Natural da Maia, onde nasceu em 1935, Mário Dias Ramos estudou no Porto e aqui iniciou a sua carreira literária e jornalística em finais dos anos 50, colaborando com regularidade em jornais e revistas literárias de que foi redactor ou chefe de redacção, crítico de televisão e de teatro e crítico literário após se ter radicado na capital em 1962. Ao longo de vinte anos, dedicou-se à produção e realização de séries televisivas na área cultural, sendo responsável por programas dedicados a Eça de Queirós, Teixeira de Pascoaes, José Marmelo e Silva, Vergílio Ferreira, António Gedeão e outros, destacando-se ainda, já depois de Abril/74, na realização de programas de divulgação como "Caminhos da Terra Portuguesa", "Ler Portugal" ou "Festas e Romarias de Portugal". Esteve também ligado ao surto do "novo romance" entre nós, em activa participação na defesa dos valores estéticos e literários daquela corrente (na companhia de Alfredo Margarido e Artur Portela Filho) e dentro desses postulados pôde escrever um excelente romance - O Logro (1963) -, saudado com entusiasmo por críticos como João Gaspar Simões, Álvaro Salema, Natércia Freire e Amândio César.
Espírito polivalente, mas disperso na consolidação da sua obra, Mário Dias Ramos tem-se repartido por diferentes modos de expressão que bem evidenciam o sentido fragmentário de uma verdadeira vocação literária, mas nos últimos anos tem persistido com regularidade na crónica de intervenção social, cultural e política, de que dá boa conta no seu livro Mandarins & Protozoários, selecção de crónicas publicadas no "Correio do Minho" entre 1993 e 1995.
Não deixando de intervir na vida pública, o autor de A Palavra Nua encontrou pelos caminhos da crónica a forma mais directa de dialogar com os leitores, porque no imediatismo da escrita e da publicação regular nas colunas do "Correio do Minho" o que se filtra nesse modo de comunicação é ainda um propositado sentido de apontar, denunciar, testemunhar ou proclamar o que defende, pensa ou combate.

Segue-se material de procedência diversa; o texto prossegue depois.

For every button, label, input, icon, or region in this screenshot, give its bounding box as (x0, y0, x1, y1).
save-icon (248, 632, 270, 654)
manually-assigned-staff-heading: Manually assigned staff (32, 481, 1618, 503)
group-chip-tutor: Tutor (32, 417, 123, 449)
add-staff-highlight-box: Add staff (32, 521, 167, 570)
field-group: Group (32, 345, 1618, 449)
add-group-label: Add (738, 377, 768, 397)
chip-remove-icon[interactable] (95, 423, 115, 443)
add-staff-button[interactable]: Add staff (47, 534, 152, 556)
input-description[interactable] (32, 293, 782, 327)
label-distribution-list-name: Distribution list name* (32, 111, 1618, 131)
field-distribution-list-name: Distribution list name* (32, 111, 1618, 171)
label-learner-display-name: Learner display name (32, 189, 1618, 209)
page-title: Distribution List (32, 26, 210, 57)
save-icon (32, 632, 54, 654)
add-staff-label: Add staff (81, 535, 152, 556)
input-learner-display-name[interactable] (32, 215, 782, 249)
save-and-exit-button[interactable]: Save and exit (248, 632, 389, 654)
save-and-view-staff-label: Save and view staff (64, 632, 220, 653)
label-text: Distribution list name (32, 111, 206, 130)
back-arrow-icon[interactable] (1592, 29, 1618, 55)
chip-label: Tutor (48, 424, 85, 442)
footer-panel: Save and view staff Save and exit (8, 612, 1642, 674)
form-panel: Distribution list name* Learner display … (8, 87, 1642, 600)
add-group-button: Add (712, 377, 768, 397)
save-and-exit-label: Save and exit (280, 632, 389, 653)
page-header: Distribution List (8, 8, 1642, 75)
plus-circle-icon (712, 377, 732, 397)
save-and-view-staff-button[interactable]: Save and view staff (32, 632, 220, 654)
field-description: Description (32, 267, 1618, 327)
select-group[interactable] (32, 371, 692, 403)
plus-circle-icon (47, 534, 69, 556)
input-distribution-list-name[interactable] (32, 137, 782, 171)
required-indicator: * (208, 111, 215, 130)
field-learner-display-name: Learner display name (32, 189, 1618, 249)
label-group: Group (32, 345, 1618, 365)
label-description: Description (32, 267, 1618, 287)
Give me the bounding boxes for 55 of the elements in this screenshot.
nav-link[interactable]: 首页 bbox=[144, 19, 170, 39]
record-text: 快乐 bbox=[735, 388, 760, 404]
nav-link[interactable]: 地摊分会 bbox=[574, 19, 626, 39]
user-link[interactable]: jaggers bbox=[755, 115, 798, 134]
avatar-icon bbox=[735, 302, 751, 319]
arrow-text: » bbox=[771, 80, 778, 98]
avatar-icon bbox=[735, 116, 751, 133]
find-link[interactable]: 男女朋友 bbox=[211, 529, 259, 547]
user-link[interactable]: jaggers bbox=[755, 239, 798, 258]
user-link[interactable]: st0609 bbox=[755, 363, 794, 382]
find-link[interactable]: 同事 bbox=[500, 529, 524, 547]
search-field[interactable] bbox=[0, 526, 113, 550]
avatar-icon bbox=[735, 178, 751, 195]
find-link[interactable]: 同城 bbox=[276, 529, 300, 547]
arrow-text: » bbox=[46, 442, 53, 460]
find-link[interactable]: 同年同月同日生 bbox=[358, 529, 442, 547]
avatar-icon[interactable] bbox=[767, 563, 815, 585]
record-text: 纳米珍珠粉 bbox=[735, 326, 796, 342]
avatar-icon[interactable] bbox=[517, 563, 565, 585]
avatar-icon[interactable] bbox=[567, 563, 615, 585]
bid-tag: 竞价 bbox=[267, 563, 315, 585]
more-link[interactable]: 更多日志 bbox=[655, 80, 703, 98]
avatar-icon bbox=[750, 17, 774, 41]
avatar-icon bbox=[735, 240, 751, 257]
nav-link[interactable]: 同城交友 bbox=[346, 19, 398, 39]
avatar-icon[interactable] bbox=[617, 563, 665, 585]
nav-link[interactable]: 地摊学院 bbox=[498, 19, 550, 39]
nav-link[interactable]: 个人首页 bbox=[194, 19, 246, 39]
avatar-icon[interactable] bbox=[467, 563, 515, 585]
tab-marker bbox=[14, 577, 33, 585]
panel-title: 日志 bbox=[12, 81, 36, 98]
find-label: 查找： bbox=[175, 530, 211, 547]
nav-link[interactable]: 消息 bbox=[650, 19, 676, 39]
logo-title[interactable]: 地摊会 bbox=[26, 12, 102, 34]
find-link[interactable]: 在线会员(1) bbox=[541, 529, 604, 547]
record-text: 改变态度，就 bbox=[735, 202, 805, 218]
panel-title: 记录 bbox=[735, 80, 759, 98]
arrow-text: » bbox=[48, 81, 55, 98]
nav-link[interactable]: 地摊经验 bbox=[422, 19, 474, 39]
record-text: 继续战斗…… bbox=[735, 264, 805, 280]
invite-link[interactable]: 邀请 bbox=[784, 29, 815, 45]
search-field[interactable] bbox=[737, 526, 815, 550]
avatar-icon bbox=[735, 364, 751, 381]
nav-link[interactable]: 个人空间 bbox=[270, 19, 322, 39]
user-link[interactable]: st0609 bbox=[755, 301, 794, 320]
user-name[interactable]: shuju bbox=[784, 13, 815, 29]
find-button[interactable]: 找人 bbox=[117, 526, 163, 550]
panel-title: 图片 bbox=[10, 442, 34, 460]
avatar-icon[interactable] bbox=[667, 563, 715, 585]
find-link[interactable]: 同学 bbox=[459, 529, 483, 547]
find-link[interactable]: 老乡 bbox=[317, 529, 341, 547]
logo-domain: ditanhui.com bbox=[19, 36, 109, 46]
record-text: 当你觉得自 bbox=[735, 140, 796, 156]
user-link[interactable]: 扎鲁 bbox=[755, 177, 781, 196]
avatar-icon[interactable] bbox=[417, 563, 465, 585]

Não se trata de fazer pela escrita assim tão interventiva ou beligerante apenas uma certa "campanha alegre" que deseje fixar, à maneira de Eça, Fialho ou Ramalho, o sentido quotidiano do que se passa à volta, mas antes como a atitude de quem, no dizer de Baptista-Bastos, na sua coerência militância jornalística pelo correr dos anos, "mergulha no sonho e na esperança ocultos pelo seu ardor militante que se regista na agitação procurada, na guerrilha que nunca abandonou", mas sempre se afirma "contra a violência, contra a decomposição, contra aquilo de que não gosta".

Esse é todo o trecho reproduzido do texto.